Un léger courant d’air fit danser une mèche de ses cheveux. Elle resta quelques secondes immobile, respiration saccadée, Elle posa la pointe du stylo, prête à coucher sur le papier quelque fulgurance de l’esprit dont elle était coutumière. Meï, dans un état second, leva son vi- sage. Sa main s’agita au-dessus du papier, Les mots noircirent celui-ci avec une vitesse hallucinante. Puis un sifflement aigu commença à agresser ses tympans. Sa tête se balançait de gauche à droite. Meï essaya de faire abstraction de la douleur, poursuivant à en perdre le souffle sa rédaction frénétique.

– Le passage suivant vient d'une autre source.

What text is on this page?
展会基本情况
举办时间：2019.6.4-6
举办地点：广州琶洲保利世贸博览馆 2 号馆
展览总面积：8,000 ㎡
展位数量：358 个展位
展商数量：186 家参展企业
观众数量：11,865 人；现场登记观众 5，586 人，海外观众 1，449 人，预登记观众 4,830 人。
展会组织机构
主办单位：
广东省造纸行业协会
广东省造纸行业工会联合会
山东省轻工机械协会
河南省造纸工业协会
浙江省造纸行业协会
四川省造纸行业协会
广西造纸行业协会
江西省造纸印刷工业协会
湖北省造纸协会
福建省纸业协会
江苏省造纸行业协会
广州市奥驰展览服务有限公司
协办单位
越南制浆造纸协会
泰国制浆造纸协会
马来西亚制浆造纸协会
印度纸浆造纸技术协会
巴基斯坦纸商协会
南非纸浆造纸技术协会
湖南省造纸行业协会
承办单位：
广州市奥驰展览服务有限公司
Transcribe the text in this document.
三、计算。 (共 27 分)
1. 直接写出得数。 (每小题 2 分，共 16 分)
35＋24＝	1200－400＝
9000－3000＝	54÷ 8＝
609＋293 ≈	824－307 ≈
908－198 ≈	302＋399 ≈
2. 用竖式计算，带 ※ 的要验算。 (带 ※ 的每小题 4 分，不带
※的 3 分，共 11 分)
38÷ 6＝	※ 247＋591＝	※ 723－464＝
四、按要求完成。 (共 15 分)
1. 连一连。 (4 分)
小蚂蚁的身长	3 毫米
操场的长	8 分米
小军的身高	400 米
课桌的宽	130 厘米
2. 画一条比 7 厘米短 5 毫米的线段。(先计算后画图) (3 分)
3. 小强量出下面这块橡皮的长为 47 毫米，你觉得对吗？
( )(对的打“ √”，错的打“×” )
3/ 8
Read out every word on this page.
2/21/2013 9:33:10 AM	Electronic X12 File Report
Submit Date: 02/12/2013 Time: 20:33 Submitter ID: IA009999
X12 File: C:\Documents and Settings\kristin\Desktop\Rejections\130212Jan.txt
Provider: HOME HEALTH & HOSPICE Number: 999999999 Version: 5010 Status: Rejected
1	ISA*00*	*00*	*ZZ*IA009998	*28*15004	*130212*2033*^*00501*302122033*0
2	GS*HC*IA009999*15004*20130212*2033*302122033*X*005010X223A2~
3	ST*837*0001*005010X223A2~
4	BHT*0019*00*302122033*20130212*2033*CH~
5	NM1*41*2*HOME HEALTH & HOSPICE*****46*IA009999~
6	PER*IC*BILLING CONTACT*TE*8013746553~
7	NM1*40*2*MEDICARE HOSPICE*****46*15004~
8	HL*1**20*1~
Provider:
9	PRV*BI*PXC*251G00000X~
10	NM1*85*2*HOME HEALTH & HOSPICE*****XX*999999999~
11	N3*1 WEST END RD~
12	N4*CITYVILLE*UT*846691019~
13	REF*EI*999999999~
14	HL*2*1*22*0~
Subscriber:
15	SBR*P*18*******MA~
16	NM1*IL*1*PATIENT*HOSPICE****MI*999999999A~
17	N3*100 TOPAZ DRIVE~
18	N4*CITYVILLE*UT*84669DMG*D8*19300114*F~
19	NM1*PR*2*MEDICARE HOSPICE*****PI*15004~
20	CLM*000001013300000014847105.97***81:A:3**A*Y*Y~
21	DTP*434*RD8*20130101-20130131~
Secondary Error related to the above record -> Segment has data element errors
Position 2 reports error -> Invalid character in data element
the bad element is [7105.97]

La résonance brutale, suivie des dernières notes du concerto n°23 de Mozart venait de s’évanouir. Le silence qui s’en suivit était certes encore du Mozart...
... mais Meï avait disparu.
— En tout cas ce serait très agréable si nous n’étions pas dans cette situation.
— Dites-vous qu’elle n‘est pas éternelle.... « Le soleil a toujours l’aube comme précurseur ».
Il dit cette belle phrase qui venait un peu de nulle part. Meï choisit de n’en retenir que la beauté.
— C’est très joli.
— Victor Hugo.
— Un ingénieur-poète... je suis impressionnée.
— Vous trouvez cela contradictoire ?
— Je trouve surtout que vous avez beaucoup de qualités... Si j’en crois l’empressement d’Elena à soigner vos bobos.
— Vous allez me faire rougir.
— Je ne le verrai pas.
— En êtes-vous sûre ?
Paradoxalement, lui, le cartésien, l’agnostique, lui qui avait la tête bien faite et bien pleine, semblait avoir été conquis par cette nouvelle foi, même si la finalité de celle-ci demeurait absconse.
En effet, comment expliquer qu’une organisation humaine puisse enlever à loisir des personnes, faire en sorte que l’heure du lever et coucher du soleil soit constante, semaine après semaine, que la température elle-même soit régulée, jour après jour ? Sans compter l’épisode « changement d’apesanteur ». Cela, aucun homme ne pouvait le réaliser.